# IDE / Sata Converter DVD LW nicht erkannt



## PEACEpolska (30. Dezember 2009)

hi, 
wie schon in der Überschrift beschrieben wird mein DVD LW (das spezielle LG GDR-8164B) welches mit IDE funktioniert über einen IDE / SATA konverter nicht erkannt.
Mein Mainboard ist ein Biostar TP43D2 - A7
Im Bios wird es nicht erkannt, sprich der SATA slot wird als nicht belegt angezeigt.
Stomversorgung ist an dem Konverter sowie an dem Laufwerk angeklemmt.
nun dachte ich mir ihr könnt mir hoffentlich helfen.

danke schon mal
Gruß PEACEpolska


----------



## TurricanVeteran (30. Dezember 2009)

Hast du auch einen konverter,der mit optischen laufwerken (cd/dvd rom)zurecht kommt?
Ist das laufwerk auch auf "master" gejumpert?


----------



## PEACEpolska (30. Dezember 2009)

es handelt sich um den SATA to IDE Converter von LogiLink
laut Herstellerseite ist er für CD/DVD geeignet


----------



## TurricanVeteran (31. Dezember 2009)

PEACEpolska schrieb:


> es handelt sich um den SATA to IDE Converter von LogiLink
> laut Herstellerseite ist er für CD/DVD geeignet


Dann solltest du mal an dein laufwerk schauen.Da müssen jumper (steckbrücken) dran sein mit denen du einstellen kannst,ob das laufwerk als master oder slave erkannt wird.Das laufwerk *muß* dabei auf master eingestellt sein.Dein adapter wird es sonst eher nicht erkennen.


----------



## PEACEpolska (31. Dezember 2009)

ok, was ich meine war der Jumper schon auf master gesteckt (ganz rechts MA). siehe Bild 1. 
nun ist es auf CS, was bedeutet dies? hat es irg welche auswirkungen?
habe gerade gesehen das auf dem converter auch so ein jumper ist.

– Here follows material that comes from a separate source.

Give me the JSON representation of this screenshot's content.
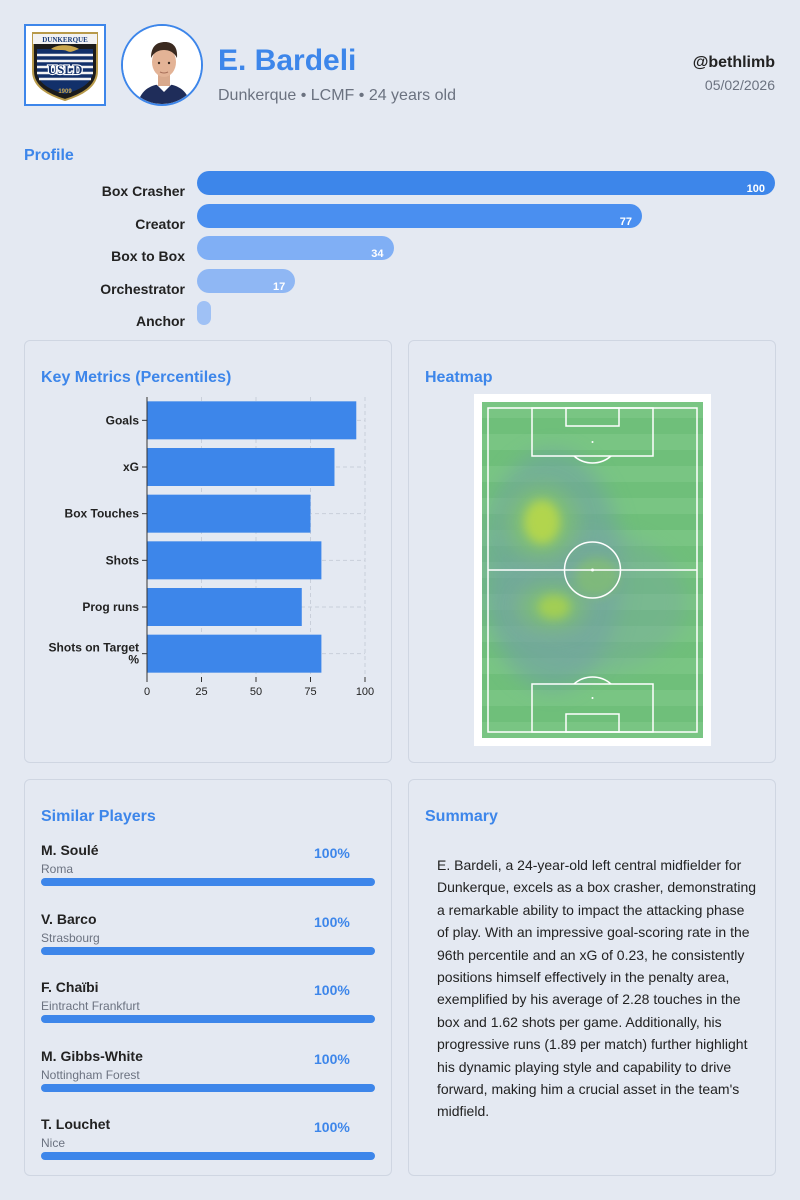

ich versuche mal den jumper des converters umzustecken sowie das LW wieder auf master zu stellen.
könnte da irg. was passieren?

edit: flix die 2 Jumper umgesteckt, und wer sagt es. es geht.

vielen dank fürdie schnelle Antwort


----------



## TurricanVeteran (31. Dezember 2009)

PEACEpolska schrieb:


> ok, was ich meine war der Jumper schon auf master gesteckt (ganz rechts MA). siehe Bild 1.
> nun ist es auf CS, was bedeutet dies? hat es irg welche auswirkungen?
> habe gerade gesehen das auf dem converter auch so ein jumper ist.


CS steht für *C*able *S*elect,soll heißen das das laufwerk sich danach richtet ob es am master bzw. slave-port des kabels hängt.



> edit: flix die 2 Jumper umgesteckt, und wer sagt es. es geht.
> 
> vielen dank fürdie schnelle Antwort


Keine ursache,auch wenn ich sooo schnell nicht war...


----------



## Lord Wotan (3. Januar 2010)

Bei mir ließ sich kein LG Laufwerk mit einen IDE / Sata Converter betreiben. Ich hatte das auch mal Probiert.


----------